STJ Fev25 - Revogação de Prisão Preventiva - Homicídio Qualificado - Excesso na Formação de Culpa (desde 2021)
Publicado por Carlos Guilherme Pagiola
DECISÃO Cuida-se de habeas corpus, com pedido liminar, impetrado em benefício de ALXXXXX, contra acórdão prolatado pelo TRIBUNAL DE JUSTIÇA DO ESTADO DE PERNAMBUCO no julgamento do HC n. 0001860-03.2022.8.17.9480.
Extrai-se dos autos que o paciente está preso preventivamente pela suposta prática dos crimes previstos nos arts. 121, § 2º, I e IV, do Código Penal - CP (por duas vezes) e 121, § 2º, I e IV, c/c o art. 14, II, do CP (por três vezes). Irresignada, a defesa impetrou habeas corpus perante o Tribunal de origem aduzindo constrangimento ilegal consistente no excesso de prazo para a formação da culpa, contudo, a Segunda Turma da Câmara Regional de Caruaru do Tribunal de Justiça do Estado de Pernambuco - TJPE denegou a ordem, com recomendação, em acórdão assim ementado:
"PENAL E PROCESSUAL PENAL. HABEAS CORPUS. EXCESSO DE PRAZO. NÃO CONFIGURAÇÃO. PROCESSO COM TRAMITAÇÃO REGULAR E CONTÍNUA. DENEGAÇÃO DA ORDEM. 1. Conforme reiteradamente decidido pelo STJ “eventual constrangimento ilegal por excesso de prazo não resulta de um critério aritmético, mas de uma aferição realizada pelo julgador, à luz dos princípios da razoabilidade e proporcionalidade, levando em conta as peculiaridades do caso concreto, de modo a evitar retardo abusivo e injustificado na prestação jurisdicional”. 2. O processo criminal de origem apresenta considerável complexidade diante da existência de 10 réus e da necessidade de expedição de cartas precatórias. 3. Considerando a complexidade do processo de origem e a gravidade concreta dos crimes praticados (homicídio consumado de duas pessoas e tentativa de outras três), tem-se que a prisão provisória decretada em 22/10/2021 ainda não se encontra eivada de ilegalidade, na medida em que o Juízo e a Acusação estão empreendendo esforços para impulsionar a tramitação do feito. 4. Reforça-se que o processo de origem ainda em sua fase inicial já totaliza mais de 2000 mil páginas, e inúmeros requerimentos formulados pelos acusados, os quais estão sendo devidamente apreciados em prazo razoável pela autoridade judiciária. 5. Verificando a tramitação do feito no PJE de primeiro grau é possível constatar que vários despachos e decisões foram proferidos logo após a data de conclusão, o que denota um compromisso do Juízo de origem em respeitar o princípio da duração razoável do processo. 6. Denegação da ordem. 7. Decisão unânime." (fls. 44/45)

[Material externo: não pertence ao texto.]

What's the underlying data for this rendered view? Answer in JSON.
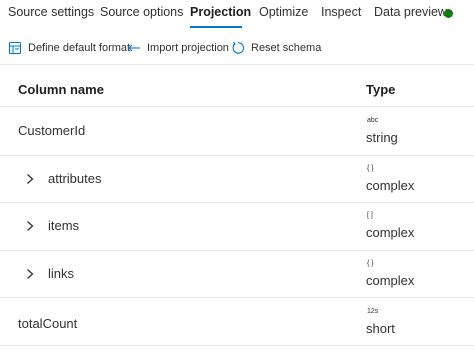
{
  "tabs": [
    {
      "label": "Source settings"
    },
    {
      "label": "Source options"
    },
    {
      "label": "Projection"
    },
    {
      "label": "Optimize"
    },
    {
      "label": "Inspect"
    },
    {
      "label": "Data preview"
    }
  ],
  "active_tab": "Projection",
  "status_color": "#107c10",
  "accent_color": "#0078d4",
  "toolbar": {
    "define_default_format": "Define default format",
    "import_projection": "Import projection",
    "reset_schema": "Reset schema"
  },
  "table": {
    "headers": {
      "column_name": "Column name",
      "type": "Type"
    },
    "rows": [
      {
        "name": "CustomerId",
        "type_icon": "abc",
        "type": "string",
        "expandable": false
      },
      {
        "name": "attributes",
        "type_icon": "{ }",
        "type": "complex",
        "expandable": true
      },
      {
        "name": "items",
        "type_icon": "[ ]",
        "type": "complex",
        "expandable": true
      },
      {
        "name": "links",
        "type_icon": "{ }",
        "type": "complex",
        "expandable": true
      },
      {
        "name": "totalCount",
        "type_icon": "12s",
        "type": "short",
        "expandable": false
      }
    ]
  }
}
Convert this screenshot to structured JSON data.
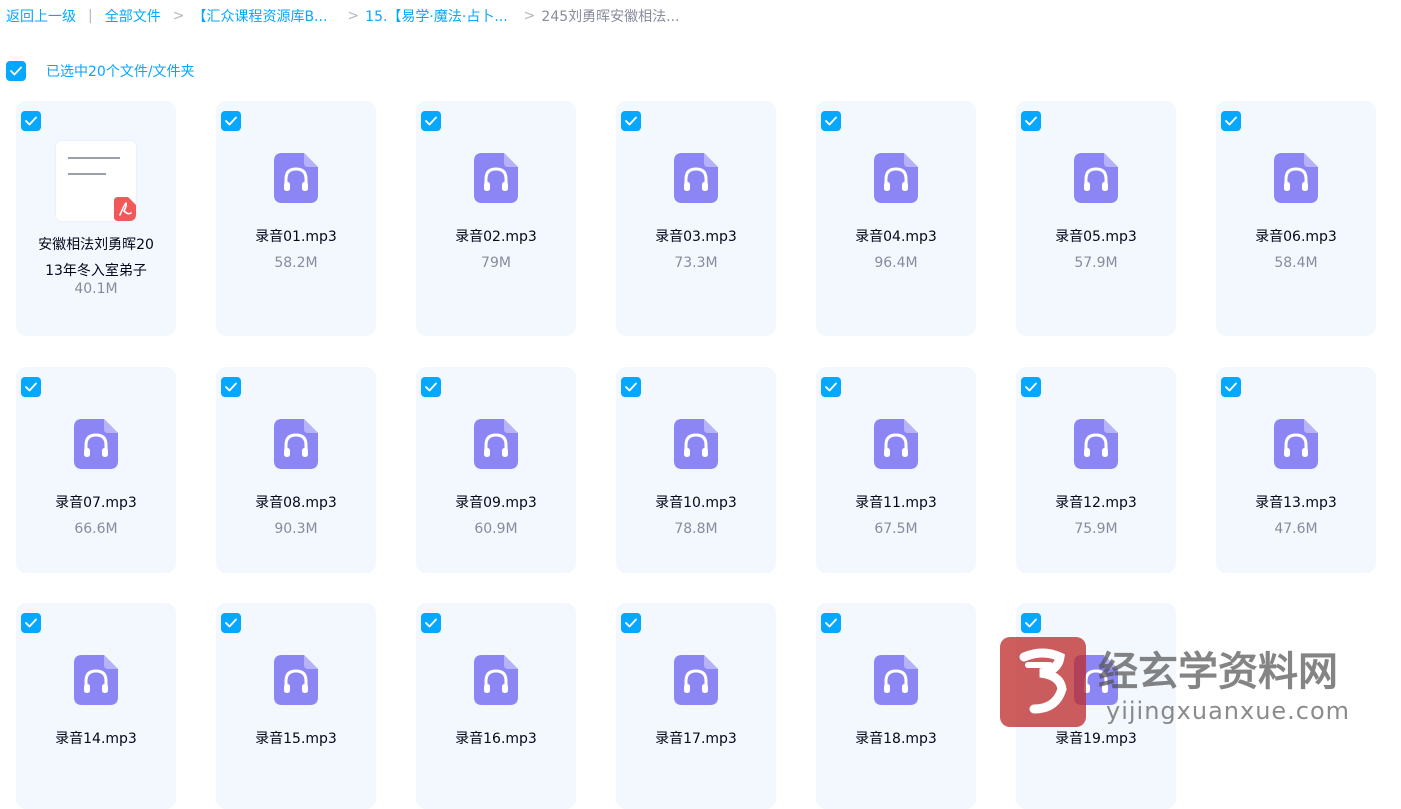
{
  "breadcrumb": {
    "back": "返回上一级",
    "sep1": "|",
    "all_files": "全部文件",
    "seg1": "【汇众课程资源库B...",
    "seg2": "15.【易学·魔法·占卜...",
    "current": "245刘勇晖安徽相法..."
  },
  "selection": {
    "label": "已选中20个文件/文件夹"
  },
  "files": [
    {
      "type": "pdf",
      "name_line1": "安徽相法刘勇晖20",
      "name_line2": "13年冬入室弟子",
      "size": "40.1M"
    },
    {
      "type": "mp3",
      "name": "录音01.mp3",
      "size": "58.2M"
    },
    {
      "type": "mp3",
      "name": "录音02.mp3",
      "size": "79M"
    },
    {
      "type": "mp3",
      "name": "录音03.mp3",
      "size": "73.3M"
    },
    {
      "type": "mp3",
      "name": "录音04.mp3",
      "size": "96.4M"
    },
    {
      "type": "mp3",
      "name": "录音05.mp3",
      "size": "57.9M"
    },
    {
      "type": "mp3",
      "name": "录音06.mp3",
      "size": "58.4M"
    },
    {
      "type": "mp3",
      "name": "录音07.mp3",
      "size": "66.6M"
    },
    {
      "type": "mp3",
      "name": "录音08.mp3",
      "size": "90.3M"
    },
    {
      "type": "mp3",
      "name": "录音09.mp3",
      "size": "60.9M"
    },
    {
      "type": "mp3",
      "name": "录音10.mp3",
      "size": "78.8M"
    },
    {
      "type": "mp3",
      "name": "录音11.mp3",
      "size": "67.5M"
    },
    {
      "type": "mp3",
      "name": "录音12.mp3",
      "size": "75.9M"
    },
    {
      "type": "mp3",
      "name": "录音13.mp3",
      "size": "47.6M"
    },
    {
      "type": "mp3",
      "name": "录音14.mp3"
    },
    {
      "type": "mp3",
      "name": "录音15.mp3"
    },
    {
      "type": "mp3",
      "name": "录音16.mp3"
    },
    {
      "type": "mp3",
      "name": "录音17.mp3"
    },
    {
      "type": "mp3",
      "name": "录音18.mp3"
    },
    {
      "type": "mp3",
      "name": "录音19.mp3"
    }
  ],
  "watermark": {
    "title": "经玄学资料网",
    "url": "yijingxuanxue.com",
    "seal_char": "易"
  },
  "colors": {
    "accent": "#06a7ff",
    "card_bg": "#f3f8ff",
    "audio_icon": "#8b86f3",
    "pdf_red": "#f2575a",
    "text": "#03081a",
    "subtext": "#878c9c"
  },
  "icons": {
    "audio": "headphones-icon",
    "pdf": "pdf-icon",
    "check": "check-icon"
  }
}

No habeas corpus, a defesa reitera a adução de excesso de prazo da custódia cautelar. Relata que a Quinta Turma do Superior Tribunal de Justiça assegurou a liberdade a corréus em situações processuais similares. Sustenta que o paciente faz jus à extensão dos benefícios concedidos aos corréus. Pondera a suficiência e adequação das medidas cautelares previstas no art. 319 do CPP. Requer, em liminar e no mérito, o relaxamento ou a revogação da prisão preventiva. Alternativamente, pugna pela extensão da ordem concedida a corréus, ou pela substituição da segregação por cautelares menos gravosas. Manifesta interesse na realização de sustentação oral.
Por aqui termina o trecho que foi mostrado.